Another kid question - Is it hereditary?! : LUSENET : Beyond the Sidewalks : One Thread

Thinking back to bemoaning that Sis doesn't help much around the farm got me to thinking about what I ought to be grateful for! Do you ever see your attitudes about things reflected in your children?

In the OS mag thread, I said something about how Jessie had plans to abscond with several of my things when she moves away from home. The thing is, most of the things she likes have come from auction at 50 cents or so a box, rummage sales, the Sallies and Catholic Charities; not to mention things friends were getting ready to throw away! Lately, this former name-brand-you-wouldn't-catch-me-dead-in-anything-from-Wal-Mart preppie has been not only shopping at Wally World; but also picked up some things at the Dollar Store when she stopped in on a mission for me!

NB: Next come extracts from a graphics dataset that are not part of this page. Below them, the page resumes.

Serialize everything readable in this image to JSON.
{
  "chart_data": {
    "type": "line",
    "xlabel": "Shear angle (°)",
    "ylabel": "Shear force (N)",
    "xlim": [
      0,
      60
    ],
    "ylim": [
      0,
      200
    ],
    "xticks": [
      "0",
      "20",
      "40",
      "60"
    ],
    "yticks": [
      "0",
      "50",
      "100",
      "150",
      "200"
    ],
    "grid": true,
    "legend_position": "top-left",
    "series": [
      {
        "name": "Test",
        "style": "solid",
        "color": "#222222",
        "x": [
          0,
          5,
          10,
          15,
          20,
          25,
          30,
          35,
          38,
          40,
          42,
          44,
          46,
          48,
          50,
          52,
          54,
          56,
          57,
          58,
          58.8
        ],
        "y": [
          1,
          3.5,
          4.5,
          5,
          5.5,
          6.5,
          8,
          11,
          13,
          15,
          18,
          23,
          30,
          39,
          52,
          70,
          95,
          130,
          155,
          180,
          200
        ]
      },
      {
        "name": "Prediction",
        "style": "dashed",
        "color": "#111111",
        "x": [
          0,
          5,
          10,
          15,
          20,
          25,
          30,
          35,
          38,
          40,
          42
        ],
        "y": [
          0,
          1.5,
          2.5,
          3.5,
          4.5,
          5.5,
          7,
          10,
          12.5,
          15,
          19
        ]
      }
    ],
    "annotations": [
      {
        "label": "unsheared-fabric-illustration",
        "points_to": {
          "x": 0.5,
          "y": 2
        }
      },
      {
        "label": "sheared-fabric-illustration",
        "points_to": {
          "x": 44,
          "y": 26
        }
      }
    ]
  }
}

When she redecorated her bedroom this year, instead of looking for a new bedspread and shams; she talked me into buying fabric and we stitched up a duvet cover to cover an old comforter we had on hand. We also bought coordinating and contrasting fabric to make curtains and pillow slips for her bed. Scraps were used to make small accent pillows, stuffed with the innard of some old bed pillows.

She is working two part time jobs, while going to school (along with extracurricular activities). Both her Dad and I did this - several times, in fact!

The other day, she and some friends headed down to St. Louis to Six Flags - and she made them all bring stuff to pack a lunch to take with them! A cooler full of drinks and sandwiches plus chips and cookies and other snacks! "I'm not paying those prices for a lousy sandwich" she said!

Guess sometimes those chickens do come home to roost...

-- Anonymous, August 29, 2001


Good for her!

-- Anonymous, August 30, 2001

My mother says children learn by osmosis, even though you think they are not paying attention to what you do, they learn by the exposure to it over the years.

-- Anonymous, August 30, 2001

Polly, I already see things coming out in Maranda, it's Justin that I hope things are sinking into his mind and yet to see if it pans out. We can only hope as parents that everything we have taught them comes into play at some point. It's nice to know when it does. Phyllis

-- Anonymous, August 30, 2001

Sounds like you're doing something right Polly!

Just wondering, have any of the rest of you noticed that talents and interests seem to "skip a generation" in your family? For example, my Grandma McVean sews and quilts, and I sew and quilt, but my mom can barely sew on a button. She has a big stack of mending saved up for me every time I go home. :)

-- Anonymous, August 30, 2001

I don't know, Sherri, probably going to screw up your statistics again . . . :-) My two grandmothers both sewed, one of them had been apprenticed to a seamstress and learned to sew quite well -- made most of her kids clothes (5 of them) until the girls were old enough to sew, then they had to make their own. So my mom and her 3 sisters all know/knew how to sew quite adequately. The other side, grandma could sew, her daughter (my aunt) could sew, never had children herself so the line stops there. I can sew, better than my mother. Julie can sew, but only "sort of" and certainly doesn't like it.

Now, cooking, both grandmother's were adequate, if not great cooks and they could bake (yum -- cardamon bread!). My dad couldn't cook anything beyond burgers, hot dogs, grilled cheese, that kind of thing. He'd eat any food you put in front of him, but I bet if he had to make the salad, he never would have had salad (for instance). I guess he COULD have done it, but just wouldn't. And I take after him in that respect -- I am NOT thrilled with cooking. I do okay on things like stew, chili, lasagna -- the kind of stuff where you throw it all together. Julie is MUCH better at cooking AND she can make bread and beautiful baked goods. My baking efforts, as long as they don't include yeast, taste well enough, but looks -- forget it! As far as mom cooking, well, somethings she does well (her meat is usually quite tasty), but others are barely adequate. We used to call her the high priestess because she'd serve burnt offerings so often. Usually it was the vegetables -- I guess she secretly disliked vegetables. Julie did her first Thanksgiving dinner in her teens, and mom was happy to let her do it!

-- Anonymous, August 30, 2001

Well it's too early to speak for James yet (he's seven), but I agree with Annie...I think a kid (or anyone) absorbs without thinking about it. My mom used to read Mother Earth News (back when it was REALLY good) and I did too, as a kid. After my teenage/college "acquisitive" phase I found myself living in the big city, sitting in the library guessed it...old bound copies of TMEN. Living in an apartment, I had to cover my patio with plants 'cause I couldn't stand to be without growing green things around me, and I eventually had to come back to the country to live. Heredity? Or environment? Hey, as long as it works I won't knock it!